Avoir diagnostiqué une situation, c’est déjà avoir résolu la moitié du problème. Prenons autant de mesures correctrices qu’il y a de dysfonctionnements. Un manager averti appellera cela une démarche de perfectionnement, visant à améliorer la qualité. Donc, avec ce diagnostic, il suffit déjà de suivre les six pistes suivantes :

  • Faire de la sociologie vers l’entreprise une simple science, sans confondre prématurément cela avec une ambition militante, dénonciatrice, réformatrice. En particulier, faire confiance aux acteurs des entreprises pour se saisir des mécanismes expliqués à l’aide de la sociologie, afin de trouver leurs propres solutions.
  • S’intéresser aux enjeux entrepreneuriaux pour ce qu’ils sont, non pas comme moyen de rejoindre un think tank politique ou de passer sur un plateau de télévision.
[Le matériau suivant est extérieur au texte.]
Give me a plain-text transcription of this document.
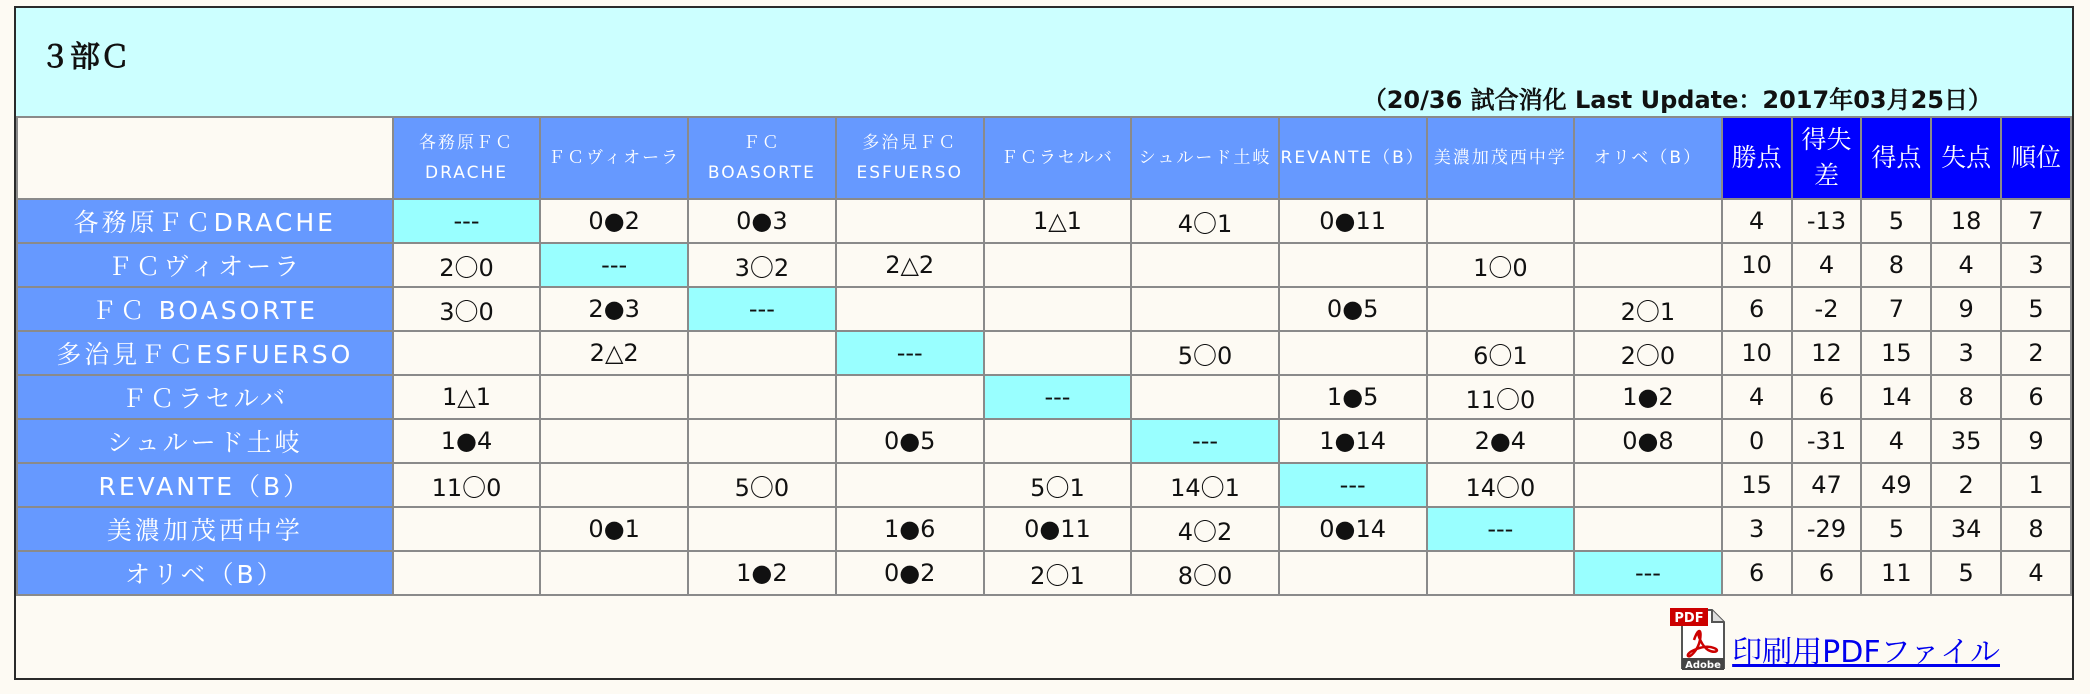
３部Ｃ
（20/36 試合消化 Last Update：2017年03月25日）
	各務原ＦＣDRACHE	ＦＣヴィオーラ	ＦＣ BOASORTE	多治見ＦＣESFUERSO	ＦＣラセルバ	シュルード土岐	REVANTE（B）	美濃加茂西中学	オリベ（B）	勝点	得失差	得点	失点	順位
各務原ＦＣDRACHE	---	0●2	0●3		1△1	4〇1	0●11			4	-13	5	18	7
ＦＣヴィオーラ	2〇0	---	3〇2	2△2				1〇0		10	4	8	4	3
ＦＣ BOASORTE	3〇0	2●3	---				0●5		2〇1	6	-2	7	9	5
多治見ＦＣESFUERSO		2△2		---		5〇0		6〇1	2〇0	10	12	15	3	2
ＦＣラセルバ	1△1				---		1●5	11〇0	1●2	4	6	14	8	6
シュルード土岐	1●4			0●5		---	1●14	2●4	0●8	0	-31	4	35	9
REVANTE（B）	11〇0		5〇0		5〇1	14〇1	---	14〇0		15	47	49	2	1
美濃加茂西中学		0●1		1●6	0●11	4〇2	0●14	---		3	-29	5	34	8
オリベ（B）			1●2	0●2	2〇1	8〇0			---	6	6	11	5	4
PDF
Adobe 印刷用PDFファイル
Par exemple, analyser la vie quotidienne des patrons de PME ou les angoisses des petits actionnaires et pas seulement étudier les déclarations d’un PDG ou d’un leader syndical.
  • Dire des choses complexes avec des mots simples, plutôt que l’inverse. C’est déjà apprécié des étudiants à l’université. Cela permet aux managers de plus vite s’intéresser aux résultats solides d’une recherche.
  • Ne pas croire qu’un doctorat de sociologie révèle une intelligence supérieure et surclasse d’emblée l’aptitude à raisonner d’entrepreneurs et de managers. Ils prennent des risques calculés. Eux aussi analysent des situations avec finesse et même rapidité. Dans un pays où l’on a le culte des diplômes, beaucoup de managers sortent en outre des meilleurs universités ou d’écoles de commerce ou d’ingénieurs excellentes.
  • Ne pas croire que la sociologie surclasse d’emblée les chiffres des économistes, les normes des juristes ou les spéculations des philosophes, sans oublier la mémoire des historiens ou les descriptions de terrain issues de l’ethnologie, voire la démographie appliquée à la gestion prévisionnelle des effectifs d’une grande entreprise. D’autres disciplines se montrent ainsi très créatives ou offensives pour trouver des débouchés auprès du monde des entreprises. Je ne parle même pas de la psychologie, appliquée au recrutement, à l’analyse des conditions de travail, etc. C’est au sociologue de faire aussi bien, s’il le veut.
  • En définitive, c’est au sociologue d’aller proposer ses résultats, voire ses services. Il est trop confortable de s’isoler, en se plaignant d’être négligé. Se rapprocher de l’autre pour essayer de le comprendre, n’est-ce pas de surcroît la clé de la démarche en sciences humaines et sociales ? Il n’y a pas de raison de l’appliquer à tous… sauf aux acteurs de l’entreprise.

 

Bien sûr, ce constat est volontairement sévère pour faire réagir. C’est en portant le regard là où les liens risquent d’être rompus qu’on peut espérer les retisser. Or, il y a quelques fils à renouer entre l’entreprise et la recherche en sciences sociales. À chacun de faire sa part, s’il le souhaite.

Bibliographie: 

  • Boudon, R. (2010). La sociologie comme science. Paris : La Découverte.
  • Crozier, M. (1963). Le phénomène bureaucratique. Paris : Le Seuil.
  • Mintzberg, H. (1986). Le pouvoir dans les organisations (P. Sager, trad.). Paris : Éditions d’Organisation.
  • Pichault, F. et Nizet, P. (2000). Les pratiques de gestion des ressources humaines. Paris : Seuil.
  • Sainsaulieu, R. (1987). Sociologie de l’organisation et de l’entreprise. Paris : FNSP-Dalloz.
  • Segrestin, D. (2004). Les chantiers du management. Paris : Armand Colin.
  • Segrestin, Les chantiers du management, A. Colin, 2004.